Widziałem polityczne wzmożenie prezydentów i marszałków. To nie jest dobre dla społeczności lokalnych. Nas interesuje rozwiązywanie konkretnych problemów. Nie ideologizowaliśmy tych wyborów— stwierdził.
Pytany o to, dlaczego PiS przed wyborami wypuścił spot nt. imigrantów, odpowiedział:
Celem było przypomnienie, że mamy zacietrzewionych, rozgrzanych politycznie prezydentów wielkich miast. Kilkunastu prezydentów miast związanych z PO podpisało deklarację, że wbrew polityce rządu chcą przyjmować imigrantów.
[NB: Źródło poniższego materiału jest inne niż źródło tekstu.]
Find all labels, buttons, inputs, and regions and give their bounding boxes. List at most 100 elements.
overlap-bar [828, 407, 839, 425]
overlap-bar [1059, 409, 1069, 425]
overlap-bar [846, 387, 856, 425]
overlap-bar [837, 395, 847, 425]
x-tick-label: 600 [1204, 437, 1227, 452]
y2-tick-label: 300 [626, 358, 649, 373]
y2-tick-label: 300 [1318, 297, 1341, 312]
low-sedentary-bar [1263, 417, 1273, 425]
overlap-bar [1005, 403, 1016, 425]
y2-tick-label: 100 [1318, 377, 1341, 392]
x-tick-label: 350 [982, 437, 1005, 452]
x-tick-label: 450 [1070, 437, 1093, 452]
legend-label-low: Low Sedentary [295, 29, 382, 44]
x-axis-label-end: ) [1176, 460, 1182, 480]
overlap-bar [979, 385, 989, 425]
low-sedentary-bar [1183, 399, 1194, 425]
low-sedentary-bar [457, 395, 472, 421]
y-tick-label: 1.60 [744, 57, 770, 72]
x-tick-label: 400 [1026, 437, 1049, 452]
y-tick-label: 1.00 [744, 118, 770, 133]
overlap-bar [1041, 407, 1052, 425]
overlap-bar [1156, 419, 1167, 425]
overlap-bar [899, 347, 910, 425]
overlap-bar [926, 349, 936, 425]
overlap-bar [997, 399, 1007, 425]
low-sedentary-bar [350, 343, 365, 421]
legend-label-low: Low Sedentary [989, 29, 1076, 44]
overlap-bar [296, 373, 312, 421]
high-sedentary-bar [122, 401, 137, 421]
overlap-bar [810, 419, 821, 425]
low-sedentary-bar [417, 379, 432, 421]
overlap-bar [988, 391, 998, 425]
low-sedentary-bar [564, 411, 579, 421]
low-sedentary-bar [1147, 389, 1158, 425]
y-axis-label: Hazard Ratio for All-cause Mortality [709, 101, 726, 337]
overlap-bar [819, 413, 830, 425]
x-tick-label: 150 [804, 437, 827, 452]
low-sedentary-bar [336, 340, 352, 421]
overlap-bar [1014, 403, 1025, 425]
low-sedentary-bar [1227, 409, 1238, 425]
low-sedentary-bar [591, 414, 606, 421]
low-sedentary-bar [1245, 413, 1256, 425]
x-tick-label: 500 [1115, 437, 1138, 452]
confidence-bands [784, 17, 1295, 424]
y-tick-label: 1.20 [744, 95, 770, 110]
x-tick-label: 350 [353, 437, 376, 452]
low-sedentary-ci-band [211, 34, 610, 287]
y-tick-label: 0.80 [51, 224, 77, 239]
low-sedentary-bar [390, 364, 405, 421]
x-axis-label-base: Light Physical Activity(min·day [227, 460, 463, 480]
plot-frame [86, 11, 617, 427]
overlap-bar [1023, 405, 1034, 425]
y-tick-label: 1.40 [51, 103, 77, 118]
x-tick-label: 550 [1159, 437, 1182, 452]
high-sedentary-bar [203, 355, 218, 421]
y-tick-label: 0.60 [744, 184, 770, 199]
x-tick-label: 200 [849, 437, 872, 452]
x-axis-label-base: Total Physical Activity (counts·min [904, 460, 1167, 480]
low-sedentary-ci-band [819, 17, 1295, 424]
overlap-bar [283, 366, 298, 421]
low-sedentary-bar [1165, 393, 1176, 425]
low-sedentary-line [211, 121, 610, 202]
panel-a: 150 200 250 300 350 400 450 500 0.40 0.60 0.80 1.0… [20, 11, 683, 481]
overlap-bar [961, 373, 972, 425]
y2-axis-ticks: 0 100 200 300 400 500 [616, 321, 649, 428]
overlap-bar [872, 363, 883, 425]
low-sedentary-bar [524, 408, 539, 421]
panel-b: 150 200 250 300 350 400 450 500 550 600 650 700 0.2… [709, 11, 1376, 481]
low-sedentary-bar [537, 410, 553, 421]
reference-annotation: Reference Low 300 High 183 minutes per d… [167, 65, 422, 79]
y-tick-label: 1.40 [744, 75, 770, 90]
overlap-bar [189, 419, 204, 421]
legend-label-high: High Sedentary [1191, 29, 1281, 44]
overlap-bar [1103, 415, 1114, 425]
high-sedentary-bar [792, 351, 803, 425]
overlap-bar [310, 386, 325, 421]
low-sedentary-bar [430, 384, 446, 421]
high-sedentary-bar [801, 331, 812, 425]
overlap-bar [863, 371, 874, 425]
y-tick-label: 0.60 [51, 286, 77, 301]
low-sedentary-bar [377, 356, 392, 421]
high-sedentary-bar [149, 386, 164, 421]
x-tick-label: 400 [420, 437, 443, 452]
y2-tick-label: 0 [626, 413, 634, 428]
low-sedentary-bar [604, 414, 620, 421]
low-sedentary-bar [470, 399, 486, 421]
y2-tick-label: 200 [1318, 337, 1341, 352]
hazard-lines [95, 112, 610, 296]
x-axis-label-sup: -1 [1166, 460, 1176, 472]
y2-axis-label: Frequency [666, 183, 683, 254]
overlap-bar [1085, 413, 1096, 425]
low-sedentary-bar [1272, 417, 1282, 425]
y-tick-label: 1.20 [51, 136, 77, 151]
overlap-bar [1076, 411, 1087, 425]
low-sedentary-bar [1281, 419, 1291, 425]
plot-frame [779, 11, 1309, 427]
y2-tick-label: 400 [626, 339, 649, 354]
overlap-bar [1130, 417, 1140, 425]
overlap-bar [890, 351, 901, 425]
Gdy przypomniano mu, że zgodnie z danymi Eurostatu Polska przyjmuje imigrantów nie tylko z Ukrainy, powiedział:
Na pewno w Polsce jest problem miejsc pracy. Dzięki dobrej polityce gospodarczej Polska stała się rynkiem pracownika, a nie pracodawcy. Brakuje rąk do pracy
— stwierdził.
To są ludzi z kręgów kulturowych bliższych niż dalszych. Troszkę jest tych imigrantów z egzotycznych krajów, ale oni są imigrantami czasowymi na konkretne kontrakty. To inna sytuacja niż trwałe osiedlanie, jak mamy na Zachodzie— dodał.
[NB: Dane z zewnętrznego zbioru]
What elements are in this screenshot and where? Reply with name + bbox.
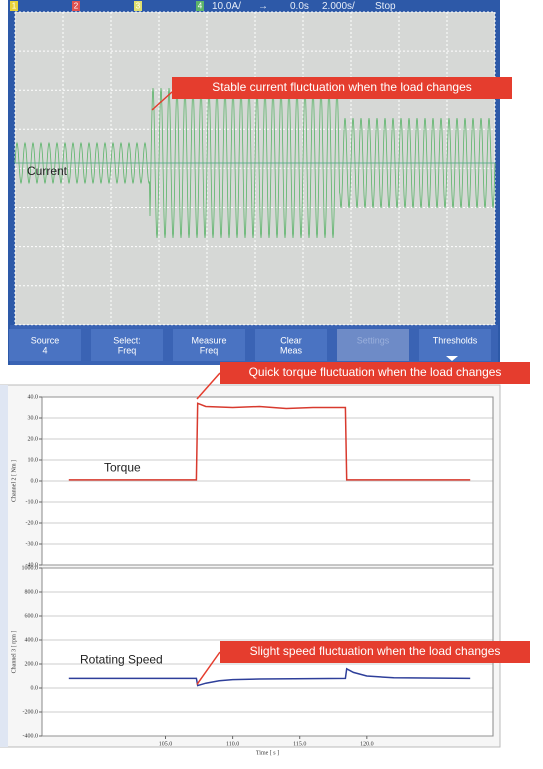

Pytany o porażkę w dużych miastach, Sellin przypomniał, że PO po prostu utrzymała władzę w największych ośrodkach.
Nasi główni oponenci próbują narzucić narrację, że to oni wygrali wybory. Oni nic nie zdobyli, tylko utrzymali władzę w miastach, w których i tak mieli władzę. Ale faktem jest, że jesteśmy słabsi w wielkich miastach— stwierdził.
Zdaniem Sellina prof. Gersdorf nie jest już I Prezesem SN.
Sprawa stanowiska TSUE jest jeszcze niejasna. Możemy się też od tego odwołać. Sytuację mamy taką, że Małgorzata Gersdorf nie jest I Prezesem Sądu Najwyższego— mówił.
Na pewno chcemy utrzymać status państwa polskiego, że my akceptujemy legalne wyroki. Będziemy raczej starać się do tego dążyć, ale mamy jeszcze procedurę odwoławczą— stwierdził.
Dodał też, że nie podjęto jeszcze decyzji politycznej ws. ewentualnej nowelizacji ustawy o SN.
Decyzja polityczna w tej sprawie zapadnie. Ja jej jeszcze nie znam— powiedział.